I was paralyzed with fear, but knew somewhere deep inside me that this boy is going to beat me up for embarrassing him in front of the entire school. I secretly hoped he might even kill me. He got off his bicycle, left it lying in the grass, came over and put a hand on my shoulder. I looked up and saw his face set in a tough stance. "You wanna do it here, or somewhere else?" he asked. "Here," I said, and pulled my head onto my chest expecting the first blow. For a moment nothing happened, and when I looked up again, I saw his face clouding over. He pushed me off balance and I fell on the grass. He kneeled down, reached under my sweatshirt and found my breast. He told me to take my jeans off, and when I loosened the button and opened the zipper, he pulled it off. It was then that I understood that he was going to have sex with me, and I let him. I am not even sure if he ever penetrated me. I just kept focusing on his hands, where he touched me and how it felt. At some point he put his jeans back on and left. "See you later," he said.

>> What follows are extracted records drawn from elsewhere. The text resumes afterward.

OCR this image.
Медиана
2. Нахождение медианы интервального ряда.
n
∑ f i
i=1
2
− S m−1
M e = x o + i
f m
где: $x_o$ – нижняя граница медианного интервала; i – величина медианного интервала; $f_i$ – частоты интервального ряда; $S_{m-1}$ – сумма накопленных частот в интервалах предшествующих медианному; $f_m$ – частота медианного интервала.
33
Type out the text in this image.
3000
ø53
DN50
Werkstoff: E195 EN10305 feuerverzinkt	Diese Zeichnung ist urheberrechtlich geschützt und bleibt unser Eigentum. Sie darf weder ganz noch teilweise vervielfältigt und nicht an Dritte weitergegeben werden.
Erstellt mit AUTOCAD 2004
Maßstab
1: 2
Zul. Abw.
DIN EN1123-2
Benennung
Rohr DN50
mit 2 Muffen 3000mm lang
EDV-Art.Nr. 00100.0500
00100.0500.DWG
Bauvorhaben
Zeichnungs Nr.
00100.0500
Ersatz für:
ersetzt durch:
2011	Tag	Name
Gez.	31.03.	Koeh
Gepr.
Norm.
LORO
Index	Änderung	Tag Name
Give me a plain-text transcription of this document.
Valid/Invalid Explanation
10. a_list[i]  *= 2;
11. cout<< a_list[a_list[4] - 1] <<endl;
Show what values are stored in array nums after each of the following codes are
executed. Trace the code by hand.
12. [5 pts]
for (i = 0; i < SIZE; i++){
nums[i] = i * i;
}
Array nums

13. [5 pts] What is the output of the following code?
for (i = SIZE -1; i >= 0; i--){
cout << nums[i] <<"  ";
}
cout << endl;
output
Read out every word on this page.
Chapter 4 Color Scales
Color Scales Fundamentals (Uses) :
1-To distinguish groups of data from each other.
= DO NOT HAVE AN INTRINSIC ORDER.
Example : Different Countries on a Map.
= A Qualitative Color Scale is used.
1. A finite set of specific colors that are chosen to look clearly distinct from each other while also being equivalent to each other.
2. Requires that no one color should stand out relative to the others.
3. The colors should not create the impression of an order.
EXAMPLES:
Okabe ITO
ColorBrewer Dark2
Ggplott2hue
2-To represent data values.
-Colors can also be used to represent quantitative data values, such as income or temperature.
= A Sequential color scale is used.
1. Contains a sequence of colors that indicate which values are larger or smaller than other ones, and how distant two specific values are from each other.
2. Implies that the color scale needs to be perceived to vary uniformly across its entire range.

"That wasn't a hug," I remember thinking to myself. I didn't sleep a wink that night. But, during the next two years, there was a line of boys making their way to my driveway, and I obligingly took them into the garage where an old sofa waited for an upholstering job. "The longer it stays here," my Mother said one day, "the more evil it smells." But she was too tired to do anything about it.
It took a long time before a boy came along and hugged me. I mean one who really hugged me. With him around I went from being four to forty, emotionally, within a year. Nobody in my family will ever have to wait for a hug. My children may prefer candy, like I used to, but they won't lack a hug. Not while I'm still around.